Like Bucky's brain had suffered a massive short-circuit, he struggled to conjure a precise reply. When he turned his neck to glance at the voice of his savior, his eyes were guarded and aware. His eyes widened when he spotted a child, no older than five, watching him from beneath his lashes and mirroring his expression. The boy had long, straight hair that hung down on his forehead and strange colored eyes. It was as if someone had tipped a bowl on his hair and cut around the edges - it was funny. With his height, how the hell did he reach the knob?

'Uh,' he managed to say, still startled from the fact that such a tiny person could talk. He swallowed hard. 'What?'

'You have to put the key in and twist the knob together,' the boy murmured, his eyes still glued on Bucky's alarmed trance. Forcing himself to snap out of it, he followed the method and he heard the soft click of the latch unlocking. He looked back at the boy who sent him a smile.

'No one comes up here,' he shared, his hands still braced on the door. The boy had a glint in his eyes - curiosity maybe - and happy to help out a stranger. 'I get the hall all to myself after Mother leaves.'

Bucky struggled to muster up a response. It was rare to see such a young child, all alone in a house and with no one to watch over him. His dark eyes were still skeptical as he assessed the boy again, looking behind him to see a well-kept living room - and a bed?
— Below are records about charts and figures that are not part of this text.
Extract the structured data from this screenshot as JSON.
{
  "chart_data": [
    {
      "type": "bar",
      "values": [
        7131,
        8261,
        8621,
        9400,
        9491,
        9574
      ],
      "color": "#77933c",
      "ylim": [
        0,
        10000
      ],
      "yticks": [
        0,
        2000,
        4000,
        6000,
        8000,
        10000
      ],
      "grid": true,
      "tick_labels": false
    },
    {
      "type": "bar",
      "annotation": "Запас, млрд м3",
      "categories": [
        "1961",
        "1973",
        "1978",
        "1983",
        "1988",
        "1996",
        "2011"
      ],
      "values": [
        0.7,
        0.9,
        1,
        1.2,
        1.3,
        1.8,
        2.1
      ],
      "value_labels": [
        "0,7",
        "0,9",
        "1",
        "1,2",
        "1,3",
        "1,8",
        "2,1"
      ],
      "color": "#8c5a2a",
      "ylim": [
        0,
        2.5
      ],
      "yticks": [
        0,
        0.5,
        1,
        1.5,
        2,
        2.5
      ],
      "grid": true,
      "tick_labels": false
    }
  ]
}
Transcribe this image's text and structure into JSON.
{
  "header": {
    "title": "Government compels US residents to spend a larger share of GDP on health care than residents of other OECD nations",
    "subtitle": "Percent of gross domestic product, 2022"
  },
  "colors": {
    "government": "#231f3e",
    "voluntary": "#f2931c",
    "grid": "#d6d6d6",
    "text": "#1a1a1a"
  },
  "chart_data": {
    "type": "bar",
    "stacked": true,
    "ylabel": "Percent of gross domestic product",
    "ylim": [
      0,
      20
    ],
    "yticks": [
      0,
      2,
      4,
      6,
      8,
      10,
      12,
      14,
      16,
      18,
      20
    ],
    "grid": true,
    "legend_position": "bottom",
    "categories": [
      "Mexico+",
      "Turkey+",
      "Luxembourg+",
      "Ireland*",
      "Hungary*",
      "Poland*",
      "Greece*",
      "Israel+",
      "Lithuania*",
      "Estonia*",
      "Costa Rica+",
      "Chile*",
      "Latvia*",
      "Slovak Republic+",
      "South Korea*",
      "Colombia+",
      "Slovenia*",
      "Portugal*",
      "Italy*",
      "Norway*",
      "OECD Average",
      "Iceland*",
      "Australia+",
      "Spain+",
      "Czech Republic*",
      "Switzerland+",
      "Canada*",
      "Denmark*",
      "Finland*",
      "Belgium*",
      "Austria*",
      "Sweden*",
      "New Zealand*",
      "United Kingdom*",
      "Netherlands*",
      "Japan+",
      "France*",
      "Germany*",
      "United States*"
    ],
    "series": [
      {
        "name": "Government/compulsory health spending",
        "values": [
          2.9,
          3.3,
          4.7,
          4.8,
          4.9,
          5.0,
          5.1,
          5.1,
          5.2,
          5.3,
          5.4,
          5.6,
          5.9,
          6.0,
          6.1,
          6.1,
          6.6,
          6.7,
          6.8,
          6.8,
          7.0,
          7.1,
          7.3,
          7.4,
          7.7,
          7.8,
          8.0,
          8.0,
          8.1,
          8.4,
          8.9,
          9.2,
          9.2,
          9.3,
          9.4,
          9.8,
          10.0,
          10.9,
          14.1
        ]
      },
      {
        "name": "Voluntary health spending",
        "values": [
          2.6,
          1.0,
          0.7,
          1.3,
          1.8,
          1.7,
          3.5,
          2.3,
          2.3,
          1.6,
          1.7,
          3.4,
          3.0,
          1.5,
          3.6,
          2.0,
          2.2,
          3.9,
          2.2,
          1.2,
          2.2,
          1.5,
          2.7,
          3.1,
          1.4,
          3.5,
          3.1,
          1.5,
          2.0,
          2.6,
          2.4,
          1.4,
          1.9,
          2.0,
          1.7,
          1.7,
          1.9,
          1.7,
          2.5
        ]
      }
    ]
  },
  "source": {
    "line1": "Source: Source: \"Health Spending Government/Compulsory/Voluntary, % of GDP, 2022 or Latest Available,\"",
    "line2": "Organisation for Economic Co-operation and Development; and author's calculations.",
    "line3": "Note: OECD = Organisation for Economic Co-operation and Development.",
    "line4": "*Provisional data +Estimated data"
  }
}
'I'm moving in,' he said swiftly before the boy caught him staring. He wasn't acquired with the skillset to communicate to a child, not knowing whether or not to crouch to his height or if that were disrespectful. 

'I'm um, Bucky.'

'My name is Kit,' the boy said automatically as if he were programmed to give that response. Everything about this place was ominous. The halls, the silence, the boy - like straight out of some classic horror movie. 'I'm four and I live here.'

'Kit,' he repeated to engrave the name in his memory. A beat later, he said. 'Nice name.'

'My mother gave it to me.'

He fought off the urge to scoff so he responded with a tight-lipped smile. Kit moved closer, in a motion to prolong the conversation and smiled largely when he saw the silver on his cybernetic limb gleam in the minimal lights of the hallway. A low click sounded from behind the boy, both of them snapping their gazes to the locked door.

Kit sprang up to the knob, his little hands twisting the ball but in vain. He reached up on tip-toes and grunting as he struggled to twist it back open.